One of the tasks I’ve been working on lately completing is the coin changer kata in Clojure. The objective is to calculate what coins you should distribute to most efficiently make a given amount of change.

I’m blessed that there’s a video out there of Micah Martin performing this exact task, but being able to perform the kata feels a little bit empty without having a sense for what’s going on under the hood.

And while the nature of task lends itself pretty well to the understanding (in US currency, simply provide larger coins until their value exceeds the amount you still owe), the implementation in Clojure is a bit complicated:

(defn change-for [amount]
  (let [denominations [25 10 5 1]
        amounts (reductions #(rem %1 %2) amount denominations)
        coins (map #(int (/ %1 %2)) amounts denominations)]
    (mapcat #(take %1 (repeat %2)) coins denominations)))

So let’s try and unpack what’s going on here.

Lines 1 and 2 aren’t too difficult - we define a function with one parameter and bind the vector [25 10 5 1] to our denominations variable. So far, so good.

But line 3 gets more tricky. What is this reductions?

Turns out, nothing all too complicated.

If you’re (like me) more familiar with Ruby than Clojure, then you might be familiar with .inject - a handy way to perform operations on collections.

Say you want to get the sum of an array. You might call:

[1, 2, 3, 4, 5].inject(:+)
=> 15

If you want to begin your calculation of the sum from an initial value, you can do that too:

[1, 2, 3, 4, 5].inject(5, :+)
=> 20

As you may know, .inject also goes by the alias .reduce - these two methods accomplish the same task.
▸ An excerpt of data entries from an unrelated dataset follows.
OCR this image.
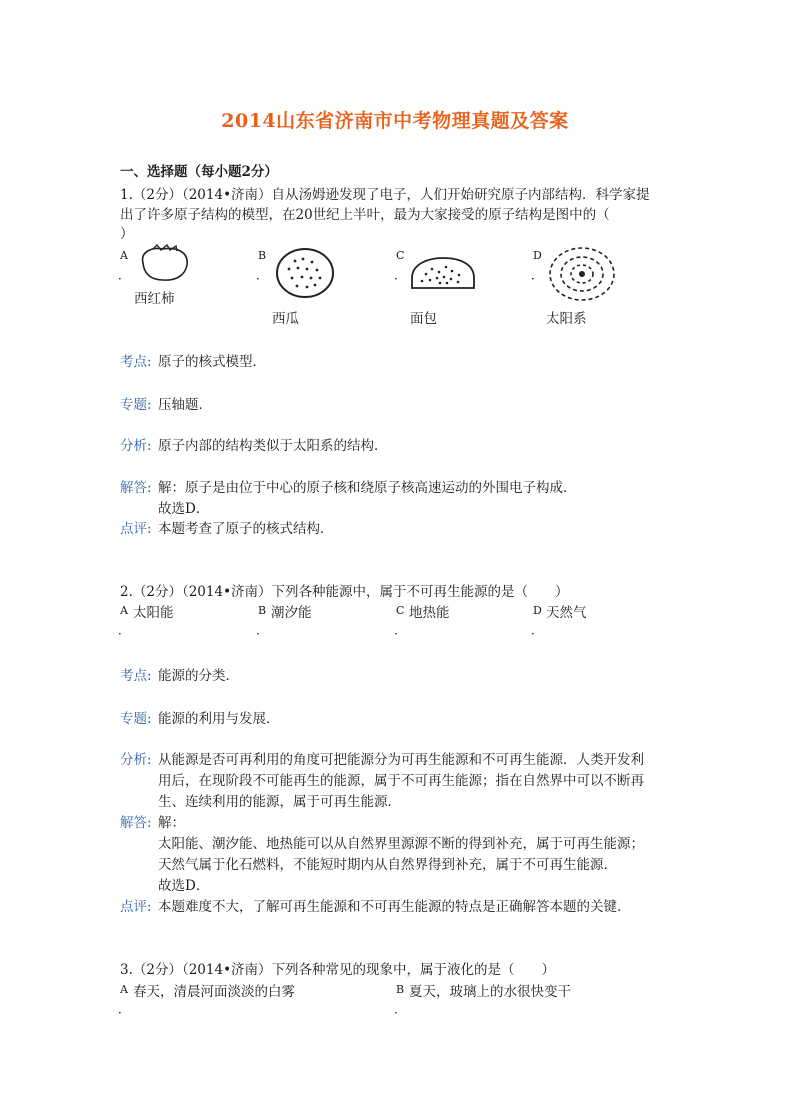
2014山东省济南市中考物理真题及答案
一、选择题（每小题2分）
1.（2分）（2014•济南）自从汤姆逊发现了电子，人们开始研究原子内部结构．科学家提
出了许多原子结构的模型，在20世纪上半叶，最为大家接受的原子结构是图中的（
）
A
．
西红柿
B
．
西瓜
C
．
面包
D
．
太阳系
考点: 原子的核式模型．
专题: 压轴题．
分析: 原子内部的结构类似于太阳系的结构．
解答: 解：原子是由位于中心的原子核和绕原子核高速运动的外围电子构成．
故选D．
点评: 本题考查了原子的核式结构．
2.（2分）（2014•济南）下列各种能源中，属于不可再生能源的是（　　）
A 太阳能
．
B 潮汐能
．
C 地热能
．
D 天然气
．
考点: 能源的分类．
专题: 能源的利用与发展．
分析: 从能源是否可再利用的角度可把能源分为可再生能源和不可再生能源．人类开发利
用后，在现阶段不可能再生的能源，属于不可再生能源；指在自然界中可以不断再
生、连续利用的能源，属于可再生能源．
解答: 解：
太阳能、潮汐能、地热能可以从自然界里源源不断的得到补充，属于可再生能源；
天然气属于化石燃料，不能短时期内从自然界得到补充，属于不可再生能源．
故选D．
点评: 本题难度不大，了解可再生能源和不可再生能源的特点是正确解答本题的关键．
3.（2分）（2014•济南）下列各种常见的现象中，属于液化的是（　　）
A 春天，清晨河面淡淡的白雾
．
B 夏天，玻璃上的水很快变干
．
[1, 2, 3, 4, 5].reduce(:+)
=> 15
[1, 2, 3, 4, 5].reduce(5, :+)
=> 20

Clojure also makes use of reduce:

(reduce #(+ %1 %2) [1 2 3 4 5])
;= 15

And it can also take an initial value:

(reduce #(+ %1 %2) 5 [1 2 3 4 5])
;= 20

So why the detour? Well, it turns out that reductions simply provides a sequence of the intermediate values involved in calling reduce:

(reductions #(+ %1 %2) 5 [1 2 3 4 5])
;= (5 6 8 11 15 20)

Our sequence contains the initial value 5 followed by each of the values computed from adding on the next element in the collection (5 + 1 = 6, 6 + 2 = 8, 8 + 3 = 11, etc.).

This means that in the coin changer code above, reductions is giving us a collection containing the initial amount we owe followed by the amounts we still owe after factoring out larger denominations:

(reductions #(rem %1 %2) 99 [25 10 5 1])
;= (99 24 4 4 0)

We still owe 24 cents after factoring out quarters, 4 cents after factoring out dimes and nickels, and then we’re done after we’ve distributed 4 pennies.

So, how does this fit into the rest of the solution?

Line 4 maps the quotients of dividing the amounts by the denominations (99 / 25 = 3, 24 / 10 = 2, 4 / 5 = 0, etc.):

(map #(int (/ %1 %2)) '(99 24 4 4 0) [25 10 5 1])
;= (3 2 0 4)

And line 5 concatenates the mapping of the number of each coin with its denominational value:

(mapcat #(take %1 (repeat %2)) '(3 2 0 4) [25 10 5 1])
;= (25 25 25 10 10 1 1 1 1)

The solution solves the problem, it’s elegant, and it makes sense.